Warning: This review discusses the plot. Please attend your nearest pagan festival before reading on.
Asi Aster’s Hereditary encore provides a useful checklist of things to avoid if you’re an inattentive boyfriend who wants to cut his dysfunctional and grief stricken girl loose but feels trapped – particularly after her bipolar sister complicates matters further by killing herself and murdering the ball and chain’s parents.
Be wary, says the movie, of your Swedish pal, also studying for an anthropology doctorate, who suggests taking you and your obnoxious friends on a field trip-cum-holiday to his isolated pagan commune for their secret and undocumented summer solstice festival. Be concerned that’s he’s particularly interested in your woman, especially when the subject of May Queens are discussed (though it’s June/July). Worry when you arrive and the group’s first move is to pump you with hallucinogenic drugs. Really start to worry when your friends slowly disappear following unintentional acts of casual cultural disrespect (understandably you think is all information about the festival and its antecedents has been carefully withheld), and get nervous to the point of planning an early morning escape, when a caged bear appears and no one will tell you how it fits into the festival.
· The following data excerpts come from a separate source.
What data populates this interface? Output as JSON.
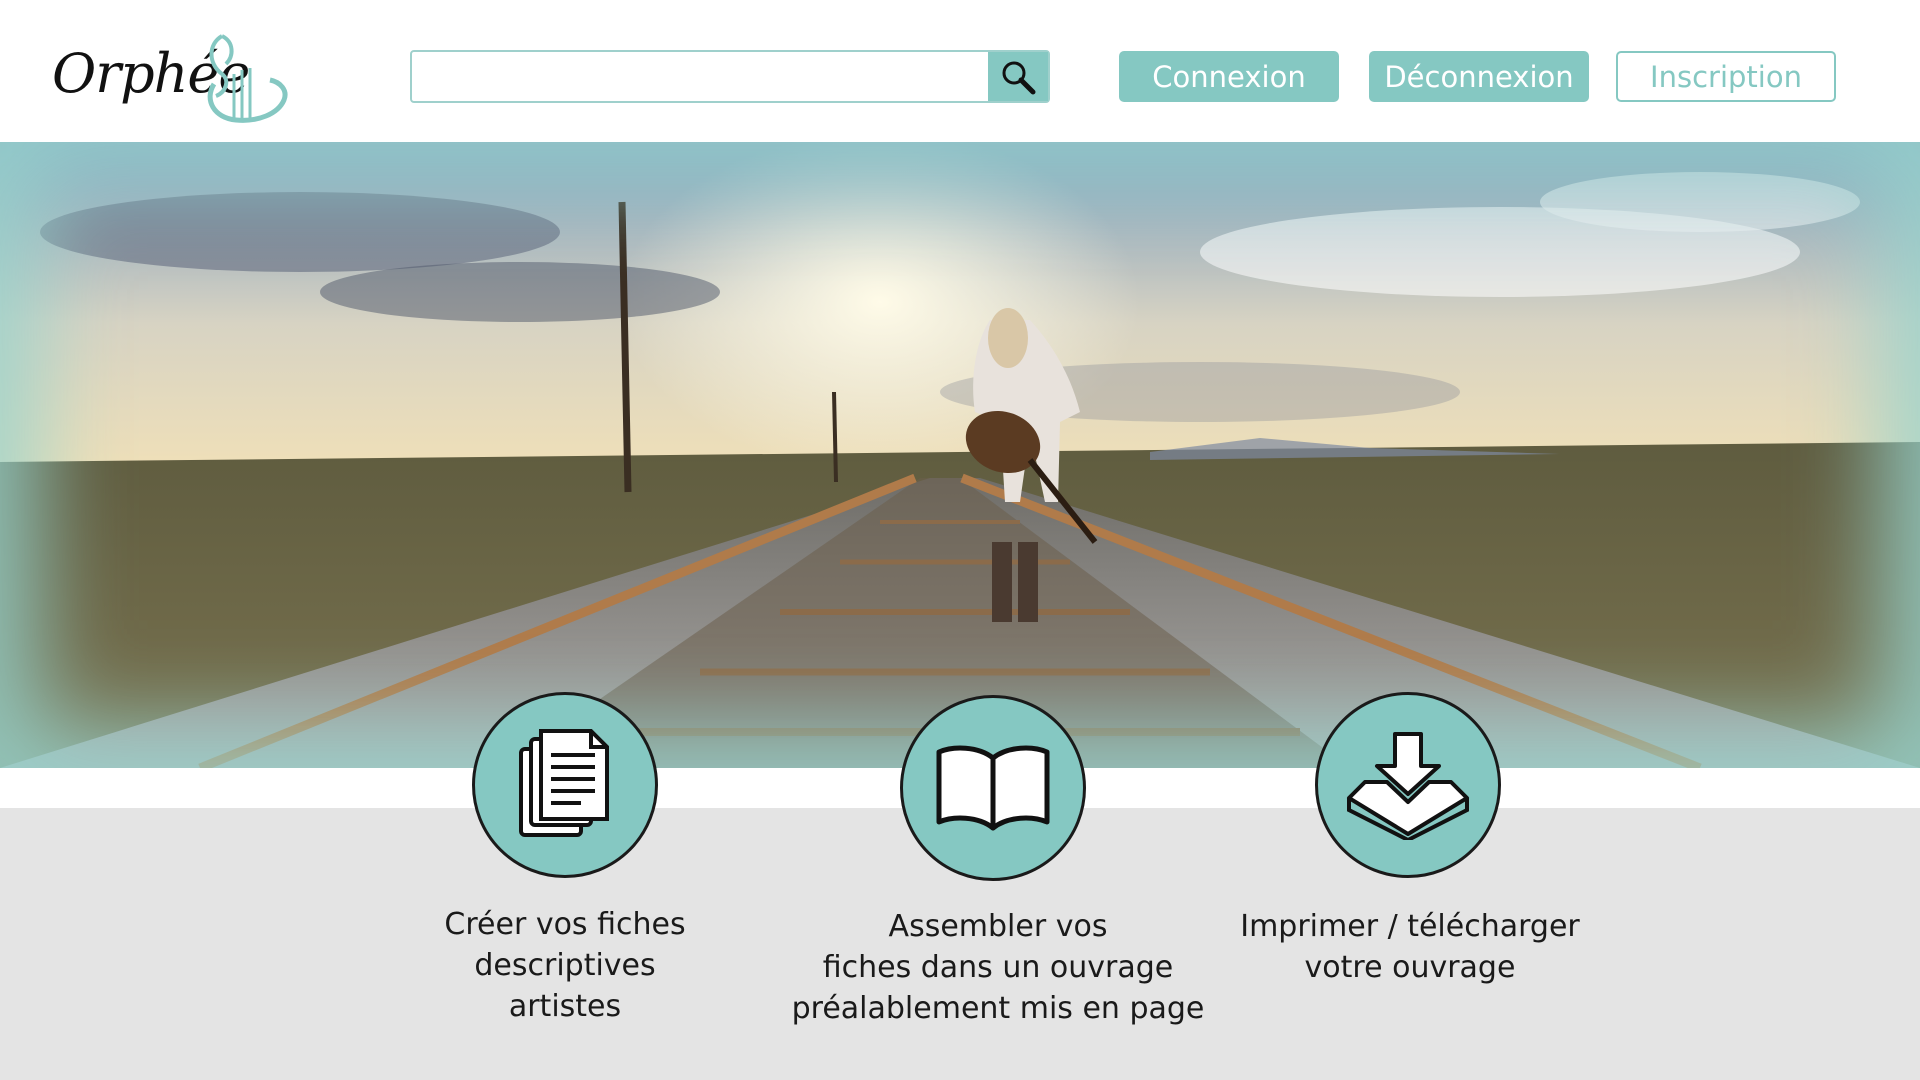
{
  "header": {
    "logo_text": "Orphée",
    "search": {
      "placeholder": "",
      "value": "",
      "icon": "search-icon"
    },
    "buttons": {
      "login": "Connexion",
      "logout": "Déconnexion",
      "register": "Inscription"
    }
  },
  "hero": {
    "image": "woman-with-guitar-walking-on-railway-tracks-at-sunset"
  },
  "features": [
    {
      "icon": "documents-icon",
      "lines": [
        "Créer vos fiches",
        "descriptives",
        "artistes"
      ]
    },
    {
      "icon": "open-book-icon",
      "lines": [
        "Assembler vos",
        "fiches dans un ouvrage",
        "préalablement mis en page"
      ]
    },
    {
      "icon": "download-icon",
      "lines": [
        "Imprimer / télécharger",
        "votre ouvrage"
      ]
    }
  ],
  "colors": {
    "accent": "#85c8c2",
    "band": "#e4e4e4",
    "text": "#1a1a1a"
  }
}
There’s a very morbid joke at the heart of Midsommer that’s both audacious and jet black, and one has to commend Aster for seeing it through. Having decided that, in a riff on the Wicker Man that also acts as a demented feminist clarion call and sinister dig at ineffectual masculinity in a hedonistic culture (with a judicious drop of casual misandry – but hey, thanks the Hollywood trade off, kids), Dani will close the movie by choosing her man (who’s been groomed to inseminate a local virgin) for human sacrifice, adopting the group as her family as he burns – it’s necessary to work backwards and provide enough psychological shade to facilitate this brutal scenario.
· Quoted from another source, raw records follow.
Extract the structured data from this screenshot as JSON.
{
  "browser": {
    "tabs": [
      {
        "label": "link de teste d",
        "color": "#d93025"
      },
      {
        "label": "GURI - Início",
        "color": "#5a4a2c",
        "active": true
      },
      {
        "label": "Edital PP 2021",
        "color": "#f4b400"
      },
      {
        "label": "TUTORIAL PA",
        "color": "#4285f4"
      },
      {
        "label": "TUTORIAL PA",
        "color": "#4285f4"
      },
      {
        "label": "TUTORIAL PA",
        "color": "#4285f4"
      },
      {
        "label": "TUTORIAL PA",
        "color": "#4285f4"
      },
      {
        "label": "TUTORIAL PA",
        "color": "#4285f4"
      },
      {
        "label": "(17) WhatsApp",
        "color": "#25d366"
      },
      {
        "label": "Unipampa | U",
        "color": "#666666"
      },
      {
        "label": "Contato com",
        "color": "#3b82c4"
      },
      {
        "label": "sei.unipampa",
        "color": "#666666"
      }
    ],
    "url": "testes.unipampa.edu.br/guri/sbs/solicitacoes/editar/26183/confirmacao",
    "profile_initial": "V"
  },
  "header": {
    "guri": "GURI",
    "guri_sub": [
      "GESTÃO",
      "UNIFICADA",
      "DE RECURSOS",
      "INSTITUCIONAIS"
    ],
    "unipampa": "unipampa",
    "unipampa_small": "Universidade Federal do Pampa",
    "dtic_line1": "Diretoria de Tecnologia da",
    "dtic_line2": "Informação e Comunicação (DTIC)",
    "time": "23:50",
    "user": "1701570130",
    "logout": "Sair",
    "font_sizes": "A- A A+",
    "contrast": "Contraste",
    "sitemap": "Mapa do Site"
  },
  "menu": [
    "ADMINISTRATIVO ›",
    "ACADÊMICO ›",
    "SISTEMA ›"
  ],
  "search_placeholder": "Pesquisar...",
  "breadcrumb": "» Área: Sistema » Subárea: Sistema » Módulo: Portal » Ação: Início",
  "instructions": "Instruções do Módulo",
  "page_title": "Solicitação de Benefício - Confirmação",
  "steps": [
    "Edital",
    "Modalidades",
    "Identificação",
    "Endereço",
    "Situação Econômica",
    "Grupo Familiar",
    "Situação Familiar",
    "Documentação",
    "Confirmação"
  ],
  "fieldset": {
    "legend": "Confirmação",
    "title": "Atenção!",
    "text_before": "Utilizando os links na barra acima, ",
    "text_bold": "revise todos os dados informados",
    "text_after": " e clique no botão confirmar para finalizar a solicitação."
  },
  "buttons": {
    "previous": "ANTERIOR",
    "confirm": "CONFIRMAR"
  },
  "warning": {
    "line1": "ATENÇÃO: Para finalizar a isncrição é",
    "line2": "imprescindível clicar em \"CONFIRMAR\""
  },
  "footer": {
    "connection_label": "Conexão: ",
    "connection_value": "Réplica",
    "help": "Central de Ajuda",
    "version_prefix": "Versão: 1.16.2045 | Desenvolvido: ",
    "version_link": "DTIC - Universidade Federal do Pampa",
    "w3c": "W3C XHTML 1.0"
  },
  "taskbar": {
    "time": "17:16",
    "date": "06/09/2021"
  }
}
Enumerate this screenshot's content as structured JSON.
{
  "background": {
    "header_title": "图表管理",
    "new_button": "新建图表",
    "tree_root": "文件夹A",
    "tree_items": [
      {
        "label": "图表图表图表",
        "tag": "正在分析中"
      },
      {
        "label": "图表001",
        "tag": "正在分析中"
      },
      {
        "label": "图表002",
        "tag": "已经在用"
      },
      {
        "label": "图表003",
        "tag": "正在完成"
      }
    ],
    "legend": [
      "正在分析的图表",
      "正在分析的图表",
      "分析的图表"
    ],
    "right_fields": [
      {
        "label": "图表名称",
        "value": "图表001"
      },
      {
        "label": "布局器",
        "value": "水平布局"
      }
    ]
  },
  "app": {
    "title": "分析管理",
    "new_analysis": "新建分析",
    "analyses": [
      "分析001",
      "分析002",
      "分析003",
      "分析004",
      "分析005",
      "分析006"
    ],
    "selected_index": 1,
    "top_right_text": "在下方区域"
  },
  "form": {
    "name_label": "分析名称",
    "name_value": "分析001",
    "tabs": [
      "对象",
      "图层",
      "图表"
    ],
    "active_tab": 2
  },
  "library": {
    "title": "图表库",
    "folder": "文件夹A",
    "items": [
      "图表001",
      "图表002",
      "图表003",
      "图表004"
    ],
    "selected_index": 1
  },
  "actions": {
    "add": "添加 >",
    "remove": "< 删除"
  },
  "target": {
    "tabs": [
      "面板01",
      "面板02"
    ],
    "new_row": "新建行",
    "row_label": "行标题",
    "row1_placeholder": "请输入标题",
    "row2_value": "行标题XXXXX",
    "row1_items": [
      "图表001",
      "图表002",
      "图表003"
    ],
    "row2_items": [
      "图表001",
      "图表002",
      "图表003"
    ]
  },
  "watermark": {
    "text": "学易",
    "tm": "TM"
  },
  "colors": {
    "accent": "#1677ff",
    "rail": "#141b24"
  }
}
Having boyfriend Christian (hint hint) have one foot out of the relationship is a good start; him not quite holding Dani as she grieves for her dead family, even better. And then there’s the slew of subtle vignettes – moments of emotional detachment that seal the deal – his compulsion to get his rocks off with the blaze-haired local girl because Dani, a depressive, won’t put out – forgetting her birthday, switching off when she speaks, not knowing how long they’ve been together and so on.
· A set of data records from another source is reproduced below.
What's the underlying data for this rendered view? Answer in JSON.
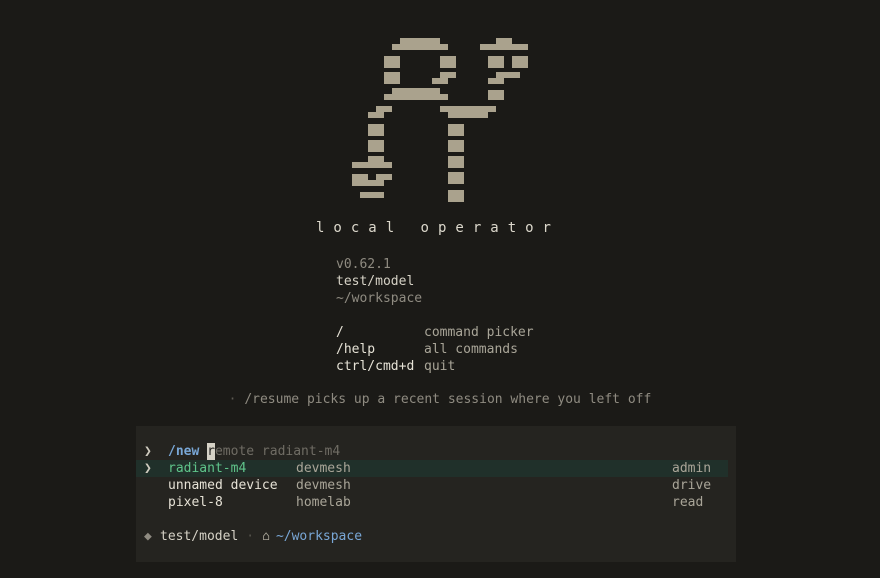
{
  "app": {
    "title": "local operator"
  },
  "info": {
    "version": "v0.62.1",
    "model": "test/model",
    "workspace": "~/workspace"
  },
  "commands": [
    {
      "key": "/",
      "desc": "command picker"
    },
    {
      "key": "/help",
      "desc": "all commands"
    },
    {
      "key": "ctrl/cmd+d",
      "desc": "quit"
    }
  ],
  "tip": {
    "bullet": "·",
    "text": "/resume picks up a recent session where you left off"
  },
  "input": {
    "prompt": "❯",
    "command": "/new",
    "cursor_char": "r",
    "ghost_text": "emote radiant-m4"
  },
  "devices": [
    {
      "marker": "❯",
      "name": "radiant-m4",
      "network": "devmesh",
      "role": "admin",
      "selected": true
    },
    {
      "marker": "",
      "name": "unnamed device",
      "network": "devmesh",
      "role": "drive",
      "selected": false
    },
    {
      "marker": "",
      "name": "pixel-8",
      "network": "homelab",
      "role": "read",
      "selected": false
    }
  ],
  "status": {
    "model_icon": "◆",
    "model": "test/model",
    "separator": "·",
    "home_icon": "⌂",
    "path": "~/workspace"
  },
  "colors": {
    "background": "#1b1a17",
    "panel": "#252420",
    "accent_blue": "#79a7d6",
    "accent_green": "#5fc48a",
    "logo": "#aaa28d"
  }
}
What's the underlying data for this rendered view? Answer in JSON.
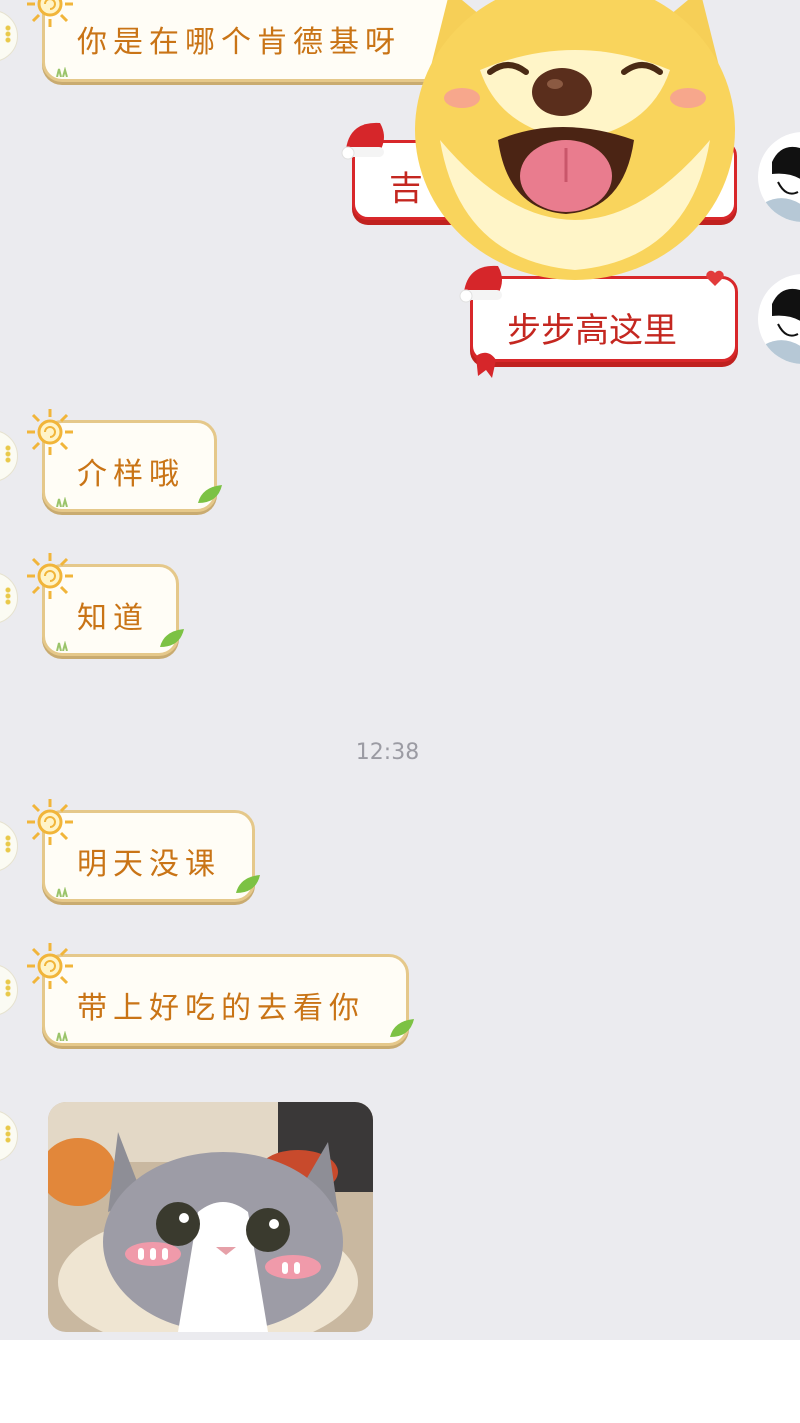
{
  "messages": [
    {
      "side": "left",
      "text": "你是在哪个肯德基呀"
    },
    {
      "side": "right",
      "text": "吉"
    },
    {
      "side": "right",
      "text": "步步高这里"
    },
    {
      "side": "left",
      "text": "介样哦"
    },
    {
      "side": "left",
      "text": "知道"
    },
    {
      "side": "left",
      "text": "明天没课"
    },
    {
      "side": "left",
      "text": "带上好吃的去看你"
    }
  ],
  "timestamp": "12:38",
  "stickers": {
    "dog": "shiba-dog-sticker",
    "cat": "cat-photo"
  },
  "colors": {
    "chat_bg": "#ebebef",
    "left_text": "#c97416",
    "right_border": "#d8272a",
    "timestamp": "#9b9ba3"
  }
}
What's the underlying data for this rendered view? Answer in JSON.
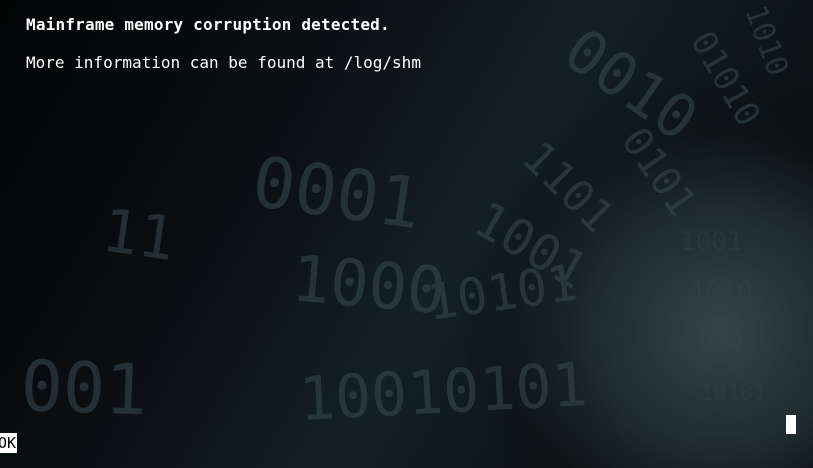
{
  "message": {
    "title": "Mainframe memory corruption detected.",
    "info": "More information can be found at /log/shm"
  },
  "dialog": {
    "ok_label": "OK"
  },
  "background": {
    "description_icon": "binary-tunnel-image",
    "accent": "#2c3a3f",
    "base": "#000000",
    "text_color": "#ffffff"
  },
  "cursor": {
    "icon": "text-cursor-block"
  }
}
This, you intuit, is the careful laying of ground. By the time you realise where Aster’s going, the only question is whether he’ll have the balls to go through with it. Perhaps unsurprisingly, given Midsommer’s embrace of its pagan forerunner’s brutality and other influences, most notably the mallet welding violence of Texas Chainsaw Massacre, he does. And with that, the movie’s done its evil work. So alienated has Dani become, so detached from her lazy, feckless boyfriend and his self-important friends, that she’s ready to join the pagan sisterhood and forsake her old, miserable life. We suspected it when she didn’t react to the elders’ head smashing suicides, but still….
Midsommer’s a slow burn, but even there, in its careful roll out, its meticulous sensibility and sharp technique in the practice of building sustained menace, is a wonderful bit of self-referential humour that foreshadows that brutally funny ending. Aster’s direction is cold and artful – notes of Roeg and Kubrick that lend this superior horror-cum-black comedy an edge that many of its contemporaries lack.
It’s destined to become the go to movie for women disgruntled with their men everywhere. Come for the camaraderie amongst women and the floral dancing (only lapsing when they bury the London girl upside down in a flower bed), stay for the boyfriend in a bear skin. Oh Ari, you are a card.